Procter & Gamble (PG -0.78%) has an incredible dividend track record, with a huge string of 67 consecutive annual dividend increases under its belt. It has deftly navigated difficult operating environments before. And so far, it has done an excellent job in the face of high inflation this time around.

But fiscal 2024 second-quarter results hint that the consumer staples icon could be facing a tougher future.

Procter & Gamble is executing well

In fiscal 2023, P&G's organic sales were rock-solid even in the face of fast-rising costs, thanks to a spike in inflation. To put some numbers on that, in the first quarter of that year, organic sales rose 7%; in the second quarter, 5%; the third quarter, 7%, and the year ended with 8% growth in the fourth quarter. That was followed by 7% growth in the first quarter of fiscal 2024. Pricing has been a big driver of growth, as P&G passes on rising costs to consumers.

A person cleaning a counter in a home kitchen.

Image source: Getty Images.

That said, in the first quarter of fiscal 2024, volume fell 1%, meaning that price increases were the only reason for the increase in organic growth. With fiscal second-quarter earnings now out, the trend has subtly shifted. Organic sales were up just 4% with volume down 1%.

Again, price was the main driver of organic sales growth, but it was the lowest growth in a year and a half. That's not a great sign and suggests that consumers could be starting to push back against rising prices.

If you own P&G or are looking at it, here are three things you need to watch in the quarters ahead.

1. Where does volume go from here?

The normal approach to rising inflation is for consumer staples companies like P&G to raise prices. Customers usually pull back, which shows up as lower volume. And then, as consumers get accustomed to the new prices, volume starts to increase again. Organic volume hasn't been that strong for around six months at this point. That's not a great sign for P&G.

As you examine the next few quarters of earnings results, you'll want to make sure that volume doesn't start to decline at a faster clip. Of note, volume fell 4% in the company's healthcare business in the fiscal second quarter. Management provided logical reasons for that drop, but it could also be the canary in the coal mine.

2. What happens to organic sales growth?

So far, price increases have allowed P&G to maintain an upward trajectory in organic sales growth. But if volume trends are weak, it might be forced to shift gears.

The big fear for investors should be a market-share battle with peers that leads to price cuts. This could result in a downward spiral for the entire consumer staples industry, which would take even strong brand owners like P&G along with it.

Organic sales growth slowed dramatically between the fiscal first and second quarters of 2024. If it keeps falling, P&G could be in for some rough sledding.

3. Can innovation save P&G?

One of the things that separates P&G from the pack is its focus on creating new and improved products. Basically, it isn't simply charging higher prices for the same thing. It is trying to earn the higher prices it is charging by offering product improvements and entirely new products.

This is what has long driven strong market-share performance. But things haven't been going so well with its market share of late.

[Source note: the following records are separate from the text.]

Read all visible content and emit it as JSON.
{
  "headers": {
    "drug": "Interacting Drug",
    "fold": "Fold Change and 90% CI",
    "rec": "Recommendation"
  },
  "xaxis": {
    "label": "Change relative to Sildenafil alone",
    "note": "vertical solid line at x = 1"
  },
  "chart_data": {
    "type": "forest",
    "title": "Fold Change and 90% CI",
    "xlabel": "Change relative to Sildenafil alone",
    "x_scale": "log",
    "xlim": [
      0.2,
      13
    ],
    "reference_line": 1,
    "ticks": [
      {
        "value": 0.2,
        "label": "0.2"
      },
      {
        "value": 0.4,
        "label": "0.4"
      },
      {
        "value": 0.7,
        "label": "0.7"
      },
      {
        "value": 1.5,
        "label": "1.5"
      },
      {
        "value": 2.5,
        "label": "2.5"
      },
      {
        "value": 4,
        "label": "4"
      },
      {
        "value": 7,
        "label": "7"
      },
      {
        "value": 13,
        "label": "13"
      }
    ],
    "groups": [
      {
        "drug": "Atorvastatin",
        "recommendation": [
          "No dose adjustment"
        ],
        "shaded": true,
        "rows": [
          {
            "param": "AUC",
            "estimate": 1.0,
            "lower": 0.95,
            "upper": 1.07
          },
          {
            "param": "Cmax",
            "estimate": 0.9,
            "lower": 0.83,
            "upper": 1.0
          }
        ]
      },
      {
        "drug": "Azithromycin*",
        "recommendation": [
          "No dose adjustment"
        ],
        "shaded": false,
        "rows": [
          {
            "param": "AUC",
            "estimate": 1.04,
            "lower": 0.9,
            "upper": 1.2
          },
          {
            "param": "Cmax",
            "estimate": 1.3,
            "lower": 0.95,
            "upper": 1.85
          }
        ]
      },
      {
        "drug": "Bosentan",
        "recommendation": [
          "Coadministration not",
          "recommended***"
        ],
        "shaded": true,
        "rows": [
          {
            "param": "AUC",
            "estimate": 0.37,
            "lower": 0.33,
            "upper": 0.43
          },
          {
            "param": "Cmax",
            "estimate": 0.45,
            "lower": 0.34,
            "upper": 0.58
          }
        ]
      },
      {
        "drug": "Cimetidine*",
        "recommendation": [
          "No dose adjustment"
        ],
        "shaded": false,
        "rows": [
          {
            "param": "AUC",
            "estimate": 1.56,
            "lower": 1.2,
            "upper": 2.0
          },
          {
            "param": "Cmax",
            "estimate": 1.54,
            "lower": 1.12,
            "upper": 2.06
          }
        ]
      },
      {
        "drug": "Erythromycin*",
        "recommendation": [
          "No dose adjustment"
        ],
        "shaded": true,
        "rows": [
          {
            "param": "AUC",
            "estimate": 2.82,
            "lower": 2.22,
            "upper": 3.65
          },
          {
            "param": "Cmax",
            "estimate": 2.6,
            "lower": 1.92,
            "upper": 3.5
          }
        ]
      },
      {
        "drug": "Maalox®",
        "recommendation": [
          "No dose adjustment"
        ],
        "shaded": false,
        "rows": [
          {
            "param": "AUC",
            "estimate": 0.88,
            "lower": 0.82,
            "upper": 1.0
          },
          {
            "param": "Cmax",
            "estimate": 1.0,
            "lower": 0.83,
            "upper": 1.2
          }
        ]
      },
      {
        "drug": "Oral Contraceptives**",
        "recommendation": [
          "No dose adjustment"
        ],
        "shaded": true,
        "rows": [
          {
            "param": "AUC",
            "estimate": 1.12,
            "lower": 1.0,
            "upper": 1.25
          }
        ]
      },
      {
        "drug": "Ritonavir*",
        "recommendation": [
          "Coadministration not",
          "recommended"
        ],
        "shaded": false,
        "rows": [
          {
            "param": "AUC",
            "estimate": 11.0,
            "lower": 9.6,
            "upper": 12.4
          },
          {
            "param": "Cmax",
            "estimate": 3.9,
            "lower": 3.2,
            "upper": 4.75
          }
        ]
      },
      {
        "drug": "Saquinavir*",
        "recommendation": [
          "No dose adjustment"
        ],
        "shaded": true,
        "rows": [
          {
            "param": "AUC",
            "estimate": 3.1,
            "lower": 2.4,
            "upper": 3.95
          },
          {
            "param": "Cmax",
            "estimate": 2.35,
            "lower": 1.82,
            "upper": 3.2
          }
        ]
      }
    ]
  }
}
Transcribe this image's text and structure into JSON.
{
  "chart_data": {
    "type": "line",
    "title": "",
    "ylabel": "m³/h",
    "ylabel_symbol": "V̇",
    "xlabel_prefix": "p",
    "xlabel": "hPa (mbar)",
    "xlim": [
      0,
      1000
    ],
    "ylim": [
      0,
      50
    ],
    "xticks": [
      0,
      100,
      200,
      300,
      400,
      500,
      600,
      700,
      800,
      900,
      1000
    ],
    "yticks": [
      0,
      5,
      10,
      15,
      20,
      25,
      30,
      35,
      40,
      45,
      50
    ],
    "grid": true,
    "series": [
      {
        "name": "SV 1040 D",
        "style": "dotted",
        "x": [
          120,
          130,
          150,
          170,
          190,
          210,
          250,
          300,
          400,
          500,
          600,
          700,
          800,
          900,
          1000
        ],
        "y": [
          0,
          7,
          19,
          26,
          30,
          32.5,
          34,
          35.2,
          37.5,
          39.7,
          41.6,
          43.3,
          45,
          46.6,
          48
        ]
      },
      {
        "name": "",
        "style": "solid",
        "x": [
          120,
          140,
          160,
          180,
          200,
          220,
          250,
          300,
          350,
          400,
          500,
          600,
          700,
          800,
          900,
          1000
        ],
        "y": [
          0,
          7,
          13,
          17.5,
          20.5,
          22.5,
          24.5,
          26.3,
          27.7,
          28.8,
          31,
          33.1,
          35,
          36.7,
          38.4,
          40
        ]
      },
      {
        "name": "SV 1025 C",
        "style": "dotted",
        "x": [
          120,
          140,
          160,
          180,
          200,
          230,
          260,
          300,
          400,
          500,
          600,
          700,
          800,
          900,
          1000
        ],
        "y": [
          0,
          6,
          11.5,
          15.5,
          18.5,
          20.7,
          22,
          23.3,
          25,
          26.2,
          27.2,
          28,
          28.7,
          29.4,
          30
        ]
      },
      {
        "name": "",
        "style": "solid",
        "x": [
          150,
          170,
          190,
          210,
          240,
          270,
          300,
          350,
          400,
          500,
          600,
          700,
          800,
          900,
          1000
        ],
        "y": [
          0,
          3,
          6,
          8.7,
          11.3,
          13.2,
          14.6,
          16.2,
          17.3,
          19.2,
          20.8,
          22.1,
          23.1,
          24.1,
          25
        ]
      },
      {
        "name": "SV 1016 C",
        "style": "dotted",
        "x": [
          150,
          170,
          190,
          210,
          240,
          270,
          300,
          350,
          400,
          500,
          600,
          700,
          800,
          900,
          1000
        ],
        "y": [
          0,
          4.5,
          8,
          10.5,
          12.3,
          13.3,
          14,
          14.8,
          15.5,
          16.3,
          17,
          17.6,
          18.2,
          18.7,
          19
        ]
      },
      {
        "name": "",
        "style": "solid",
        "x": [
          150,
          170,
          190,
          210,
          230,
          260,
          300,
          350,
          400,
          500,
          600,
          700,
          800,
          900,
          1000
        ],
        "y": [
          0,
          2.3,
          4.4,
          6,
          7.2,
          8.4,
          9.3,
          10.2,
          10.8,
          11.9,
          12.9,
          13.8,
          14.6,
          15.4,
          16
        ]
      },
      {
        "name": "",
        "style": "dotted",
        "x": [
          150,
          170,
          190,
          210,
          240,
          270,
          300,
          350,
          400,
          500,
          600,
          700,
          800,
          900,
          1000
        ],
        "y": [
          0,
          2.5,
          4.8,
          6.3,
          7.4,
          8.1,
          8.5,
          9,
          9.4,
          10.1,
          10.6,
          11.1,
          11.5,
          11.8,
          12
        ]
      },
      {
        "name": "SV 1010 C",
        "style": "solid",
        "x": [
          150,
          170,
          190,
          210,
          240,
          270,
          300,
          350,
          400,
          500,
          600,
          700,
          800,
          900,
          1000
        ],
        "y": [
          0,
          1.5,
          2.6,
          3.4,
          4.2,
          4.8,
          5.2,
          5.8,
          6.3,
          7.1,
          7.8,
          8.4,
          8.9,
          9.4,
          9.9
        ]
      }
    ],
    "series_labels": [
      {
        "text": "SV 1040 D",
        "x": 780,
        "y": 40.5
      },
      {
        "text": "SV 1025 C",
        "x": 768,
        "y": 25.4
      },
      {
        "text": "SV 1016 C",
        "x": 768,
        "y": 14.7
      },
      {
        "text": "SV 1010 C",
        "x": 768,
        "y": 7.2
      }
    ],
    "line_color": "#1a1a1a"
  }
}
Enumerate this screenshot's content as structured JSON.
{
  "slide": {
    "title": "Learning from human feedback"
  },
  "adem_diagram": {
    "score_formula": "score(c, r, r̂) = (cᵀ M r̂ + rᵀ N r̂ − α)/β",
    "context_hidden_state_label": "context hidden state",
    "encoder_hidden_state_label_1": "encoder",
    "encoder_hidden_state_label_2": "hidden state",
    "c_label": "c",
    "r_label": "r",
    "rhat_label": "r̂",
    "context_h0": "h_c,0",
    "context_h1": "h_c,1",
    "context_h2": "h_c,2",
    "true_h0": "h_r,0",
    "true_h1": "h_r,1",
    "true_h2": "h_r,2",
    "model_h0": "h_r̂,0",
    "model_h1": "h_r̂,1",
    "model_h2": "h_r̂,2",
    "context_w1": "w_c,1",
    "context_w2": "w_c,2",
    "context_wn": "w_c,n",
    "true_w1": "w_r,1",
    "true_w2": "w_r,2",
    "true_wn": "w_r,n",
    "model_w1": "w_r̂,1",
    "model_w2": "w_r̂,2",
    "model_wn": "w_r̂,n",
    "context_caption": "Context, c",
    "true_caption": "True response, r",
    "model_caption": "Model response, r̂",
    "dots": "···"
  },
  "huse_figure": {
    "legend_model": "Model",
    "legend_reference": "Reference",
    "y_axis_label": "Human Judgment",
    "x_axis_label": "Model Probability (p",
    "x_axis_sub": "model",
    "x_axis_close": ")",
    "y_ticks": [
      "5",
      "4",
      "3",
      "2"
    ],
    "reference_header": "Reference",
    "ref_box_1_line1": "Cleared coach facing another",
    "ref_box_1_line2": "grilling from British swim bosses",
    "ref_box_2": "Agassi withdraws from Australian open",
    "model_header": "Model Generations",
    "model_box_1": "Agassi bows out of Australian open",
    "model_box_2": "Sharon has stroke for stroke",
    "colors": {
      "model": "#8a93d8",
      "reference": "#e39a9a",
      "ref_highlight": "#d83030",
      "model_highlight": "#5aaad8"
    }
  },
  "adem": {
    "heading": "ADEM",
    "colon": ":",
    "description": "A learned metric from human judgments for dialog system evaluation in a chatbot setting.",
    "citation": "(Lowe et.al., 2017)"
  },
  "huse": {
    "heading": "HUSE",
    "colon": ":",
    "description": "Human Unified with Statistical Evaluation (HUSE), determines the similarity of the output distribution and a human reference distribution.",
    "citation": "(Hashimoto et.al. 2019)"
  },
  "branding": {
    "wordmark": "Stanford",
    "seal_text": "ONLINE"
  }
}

In the fourth quarter of fiscal 2023, the company was able to increase market share in 38 of the 50 category/country combinations it tracks. That fell to 31 in the fiscal first quarter of 2024 and dropped again to 28 in the second quarter. If P&G's ability to distinguish its products from that pack continues to slip, it will get harder to continue growing organic sales.

Not the end of the world, but not good

Procter & Gamble is a well-run company, and even well-run companies go through hard times. So a slowdown in performance is hardly the worst thing that could happen.

But this doesn't change the fact that the operating environment appears to be getting more difficult. That, in turn, is likely to affect the company's performance and the stock price.

If you own this Dividend King, you should be looking past the headlines to watch the finer details, including volume, organic sales, and the company's ability to differentiate its products from the competition.

If you don't own it, you'll want to monitor the same things, with the notion that a performance shortfall could potentially open up a long-term buying opportunity.